Zuversicht bei einem Lernprozess hat Einfluss auf den Lernerfolg



Viele Lernprozesse werden bekanntlich durch Belohnung von außen beeinflusst und verstärkt, aber Untersuchungen zeigen nun, dass auch ein Gehirn in der Lage ist, selbst ein eigenes Feedback zu  erzeugen. Mithilfe funktioneller Magnetresonanztomographie konnte man dabei die neuronale Aktivität im Gehirn von Probanden messen, während diese schwierige Wahrnehmungsaufgaben zu lösen hatten. Doch statt Feedback über ihre Leistung zu erhalten, sollten die Probanden zuvor angeben, wie zuversichtlich sie bezüglich der Aufgabenbewältigung waren.
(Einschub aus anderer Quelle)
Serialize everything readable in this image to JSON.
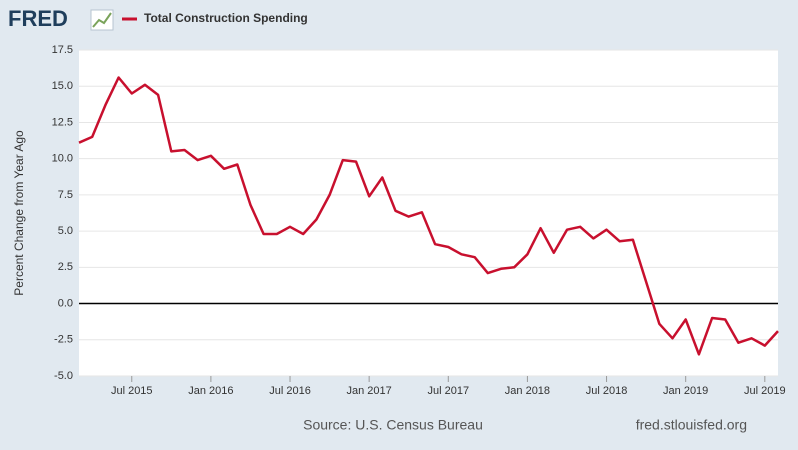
{
  "brand": "FRED",
  "chart_data": {
    "type": "line",
    "ylabel": "Percent Change from Year Ago",
    "source": "Source: U.S. Census Bureau",
    "site": "fred.stlouisfed.org",
    "x": [
      "2015-03",
      "2015-04",
      "2015-05",
      "2015-06",
      "2015-07",
      "2015-08",
      "2015-09",
      "2015-10",
      "2015-11",
      "2015-12",
      "2016-01",
      "2016-02",
      "2016-03",
      "2016-04",
      "2016-05",
      "2016-06",
      "2016-07",
      "2016-08",
      "2016-09",
      "2016-10",
      "2016-11",
      "2016-12",
      "2017-01",
      "2017-02",
      "2017-03",
      "2017-04",
      "2017-05",
      "2017-06",
      "2017-07",
      "2017-08",
      "2017-09",
      "2017-10",
      "2017-11",
      "2017-12",
      "2018-01",
      "2018-02",
      "2018-03",
      "2018-04",
      "2018-05",
      "2018-06",
      "2018-07",
      "2018-08",
      "2018-09",
      "2018-10",
      "2018-11",
      "2018-12",
      "2019-01",
      "2019-02",
      "2019-03",
      "2019-04",
      "2019-05",
      "2019-06",
      "2019-07",
      "2019-08"
    ],
    "series": [
      {
        "name": "Total Construction Spending",
        "color": "#c8102e",
        "values": [
          11.1,
          11.5,
          13.7,
          15.6,
          14.5,
          15.1,
          14.4,
          10.5,
          10.6,
          9.9,
          10.2,
          9.3,
          9.6,
          6.8,
          4.8,
          4.8,
          5.3,
          4.8,
          5.8,
          7.5,
          9.9,
          9.8,
          7.4,
          8.7,
          6.4,
          6.0,
          6.3,
          4.1,
          3.9,
          3.4,
          3.2,
          2.1,
          2.4,
          2.5,
          3.4,
          5.2,
          3.5,
          5.1,
          5.3,
          4.5,
          5.1,
          4.3,
          4.4,
          1.5,
          -1.4,
          -2.4,
          -1.1,
          -3.5,
          -1.0,
          -1.1,
          -2.7,
          -2.4,
          -2.9,
          -1.9
        ]
      }
    ],
    "xlim": [
      "2015-03",
      "2019-08"
    ],
    "xticks": [
      {
        "value": "2015-07",
        "label": "Jul 2015"
      },
      {
        "value": "2016-01",
        "label": "Jan 2016"
      },
      {
        "value": "2016-07",
        "label": "Jul 2016"
      },
      {
        "value": "2017-01",
        "label": "Jan 2017"
      },
      {
        "value": "2017-07",
        "label": "Jul 2017"
      },
      {
        "value": "2018-01",
        "label": "Jan 2018"
      },
      {
        "value": "2018-07",
        "label": "Jul 2018"
      },
      {
        "value": "2019-01",
        "label": "Jan 2019"
      },
      {
        "value": "2019-07",
        "label": "Jul 2019"
      }
    ],
    "ylim": [
      -5,
      17.5
    ],
    "yticks": [
      {
        "value": -5,
        "label": "-5.0"
      },
      {
        "value": -2.5,
        "label": "-2.5"
      },
      {
        "value": 0,
        "label": "0.0"
      },
      {
        "value": 2.5,
        "label": "2.5"
      },
      {
        "value": 5,
        "label": "5.0"
      },
      {
        "value": 7.5,
        "label": "7.5"
      },
      {
        "value": 10,
        "label": "10.0"
      },
      {
        "value": 12.5,
        "label": "12.5"
      },
      {
        "value": 15,
        "label": "15.0"
      },
      {
        "value": 17.5,
        "label": "17.5"
      }
    ],
    "grid": true
  }
}
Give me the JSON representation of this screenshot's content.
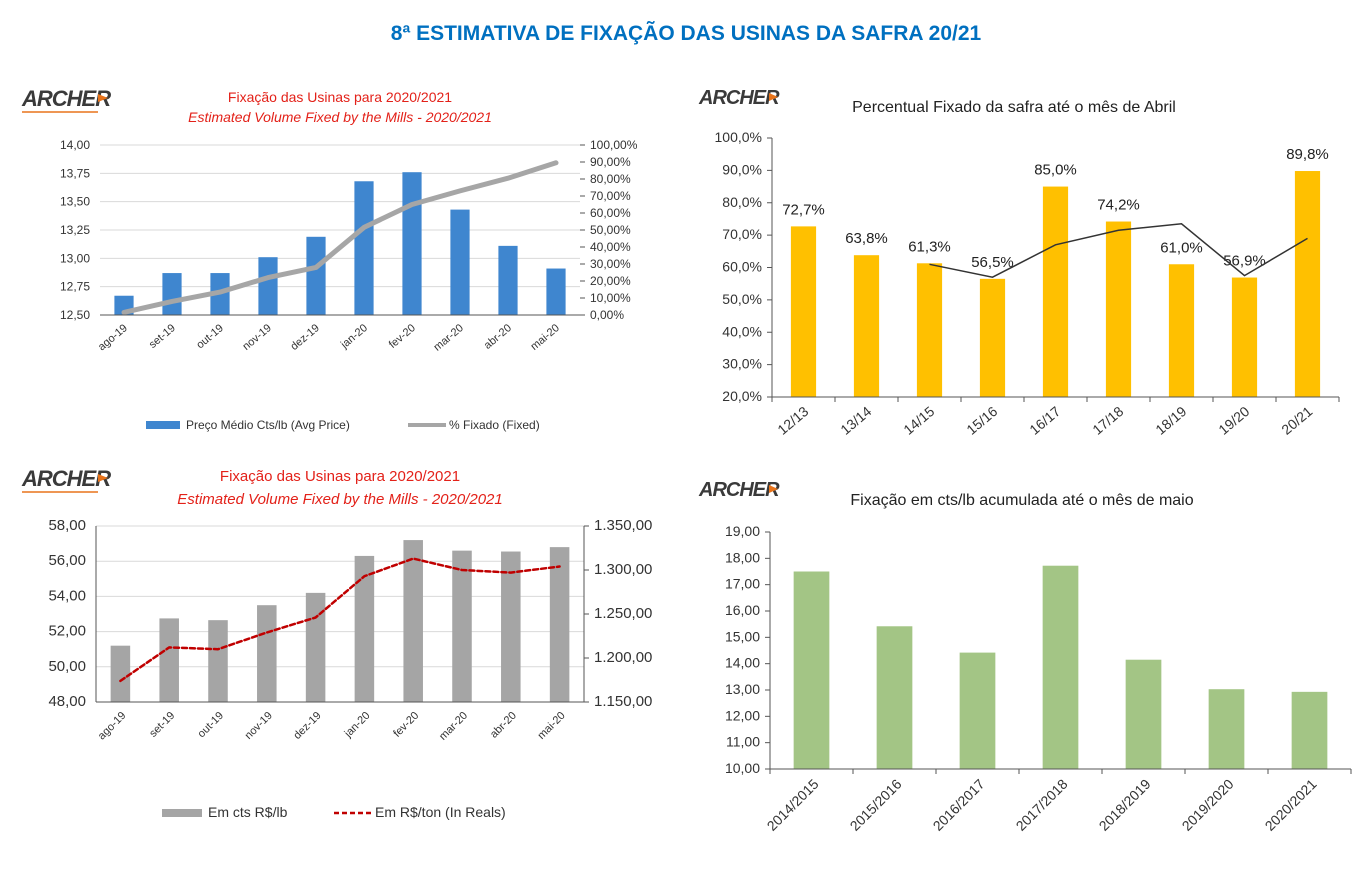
{
  "page_title": "8ª ESTIMATIVA DE FIXAÇÃO DAS USINAS DA SAFRA 20/21",
  "logo_text": "ARCHER",
  "colors": {
    "title_blue": "#0070c0",
    "red_title": "#e32119",
    "blue_bar": "#3f86cf",
    "gray_line": "#a6a6a6",
    "yellow_bar": "#ffc000",
    "gray_bar": "#a5a5a5",
    "dark_red_dash": "#c00000",
    "green_bar": "#a3c585",
    "line_black": "#333333",
    "grid": "#d9d9d9"
  },
  "chart_data": [
    {
      "type": "bar",
      "title": "Fixação das Usinas para 2020/2021",
      "subtitle": "Estimated Volume Fixed by the Mills - 2020/2021",
      "categories": [
        "ago-19",
        "set-19",
        "out-19",
        "nov-19",
        "dez-19",
        "jan-20",
        "fev-20",
        "mar-20",
        "abr-20",
        "mai-20"
      ],
      "series": [
        {
          "name": "Preço Médio Cts/lb (Avg Price)",
          "type": "bar",
          "axis": "left",
          "values": [
            12.67,
            12.87,
            12.87,
            13.01,
            13.19,
            13.68,
            13.76,
            13.43,
            13.11,
            12.91
          ]
        },
        {
          "name": "% Fixado (Fixed)",
          "type": "line",
          "axis": "right",
          "values": [
            1.5,
            8.0,
            13.5,
            22.0,
            28.0,
            51.5,
            65.0,
            73.0,
            80.5,
            89.5
          ]
        }
      ],
      "ylim": [
        12.5,
        14.0
      ],
      "yticks": [
        "12,50",
        "12,75",
        "13,00",
        "13,25",
        "13,50",
        "13,75",
        "14,00"
      ],
      "y2lim": [
        0,
        100
      ],
      "y2ticks": [
        "0,00%",
        "10,00%",
        "20,00%",
        "30,00%",
        "40,00%",
        "50,00%",
        "60,00%",
        "70,00%",
        "80,00%",
        "90,00%",
        "100,00%"
      ],
      "legend": "bottom",
      "grid": true
    },
    {
      "type": "bar",
      "title": "Percentual Fixado da safra até o mês de Abril",
      "categories": [
        "12/13",
        "13/14",
        "14/15",
        "15/16",
        "16/17",
        "17/18",
        "18/19",
        "19/20",
        "20/21"
      ],
      "values": [
        72.7,
        63.8,
        61.3,
        56.5,
        85.0,
        74.2,
        61.0,
        56.9,
        89.8
      ],
      "data_labels": [
        "72,7%",
        "63,8%",
        "61,3%",
        "56,5%",
        "85,0%",
        "74,2%",
        "61,0%",
        "56,9%",
        "89,8%"
      ],
      "trend_line": [
        null,
        null,
        61.0,
        57.0,
        67.0,
        71.5,
        73.5,
        57.5,
        69.0
      ],
      "ylim": [
        20,
        100
      ],
      "yticks": [
        "20,0%",
        "30,0%",
        "40,0%",
        "50,0%",
        "60,0%",
        "70,0%",
        "80,0%",
        "90,0%",
        "100,0%"
      ],
      "grid": false
    },
    {
      "type": "bar",
      "title": "Fixação das Usinas para 2020/2021",
      "subtitle": "Estimated Volume Fixed by the Mills - 2020/2021",
      "categories": [
        "ago-19",
        "set-19",
        "out-19",
        "nov-19",
        "dez-19",
        "jan-20",
        "fev-20",
        "mar-20",
        "abr-20",
        "mai-20"
      ],
      "series": [
        {
          "name": "Em cts R$/lb",
          "type": "bar",
          "axis": "left",
          "values": [
            51.2,
            52.75,
            52.65,
            53.5,
            54.2,
            56.3,
            57.2,
            56.6,
            56.55,
            56.8
          ]
        },
        {
          "name": "Em R$/ton (In Reals)",
          "type": "line",
          "axis": "right",
          "values": [
            1174,
            1212,
            1210,
            1229,
            1246,
            1293,
            1313,
            1300,
            1297,
            1304
          ]
        }
      ],
      "ylim": [
        48,
        58
      ],
      "yticks": [
        "48,00",
        "50,00",
        "52,00",
        "54,00",
        "56,00",
        "58,00"
      ],
      "y2lim": [
        1150,
        1350
      ],
      "y2ticks": [
        "1.150,00",
        "1.200,00",
        "1.250,00",
        "1.300,00",
        "1.350,00"
      ],
      "legend": "bottom",
      "grid": true
    },
    {
      "type": "bar",
      "title": "Fixação em cts/lb acumulada até o mês de maio",
      "categories": [
        "2014/2015",
        "2015/2016",
        "2016/2017",
        "2017/2018",
        "2018/2019",
        "2019/2020",
        "2020/2021"
      ],
      "values": [
        17.5,
        15.42,
        14.42,
        17.72,
        14.15,
        13.03,
        12.93
      ],
      "ylim": [
        10,
        19
      ],
      "yticks": [
        "10,00",
        "11,00",
        "12,00",
        "13,00",
        "14,00",
        "15,00",
        "16,00",
        "17,00",
        "18,00",
        "19,00"
      ],
      "grid": false
    }
  ]
}
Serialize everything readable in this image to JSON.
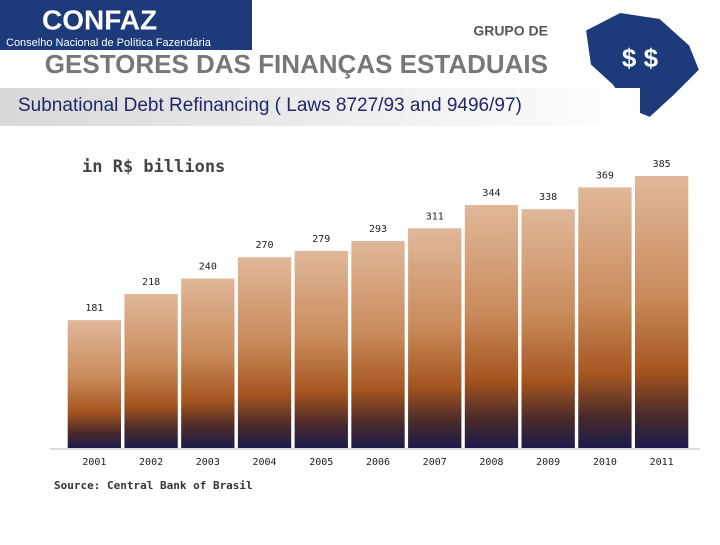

Ausgangspunkt der aktuellen Untersuchung (Guggenmos et al., 2016) war nämlich die Annahme, dass das Gehirn in der Lage sein könnte, selbst Feedbacksignale zu erzeugen, wenn keine Signale von außen verfügbar sind, dass das Gehirn Wahrnehmungsprozesse verstärkt, die mit hoher Zuversicht verbunden sind, und solche vermeidet, die zu niedriger Zuversicht führen. Dabei wies die Gehirnaktivität beim Lernen aus Zuversicht deutliche Parallelen zum Lernen mit äußerem Feedback auf. Frühere Untersuchungen zu äußerem Belohnungsfeedback hatten schon gezeigt, dass die Gehirnaktivität von Probanden zu Beginn einer Aufgabe die eigene Vorhersage über die erwartete Belohnung widerspiegelt. Nach dem Erhalt der Belohnung weist sie dabei einen sogenannten Vorhersagefehler aus, wenn die Belohnung beispielsweise höher ausfällt, als erwartet. Tatsächlich konnten man in der Studie ein identisches Muster beim Lernen ohne Feedback ausmachen, wobei in diesem Fall das Vorhersagesignal im Gehirn dem Maß der eigenen Zuversicht entsprach. Kommt es zu einem Vorhersagefehler, gilt die Überraschung der Diskrepanz zur tatsächlich erfahrenen Zuversicht. Offensichtlich ist die subjektive Zuversicht, ähnlich wie eine äußere Belohnung, ein generelles Lernsignal und spielt auch bei anderen Formen des Lernens ohne Feedback eine wichtige Rolle, etwa bei Schulaufgaben.

Literatur
Guggenmos, Matthias, Wilbertz, Gregor, Hebart, Martin N. & Sterzer, Philipp (2016). Mesolimbic confidence signals guide perceptual learning in the absence of external feedback. Elife. Doi: 10.7554/eLife.13388.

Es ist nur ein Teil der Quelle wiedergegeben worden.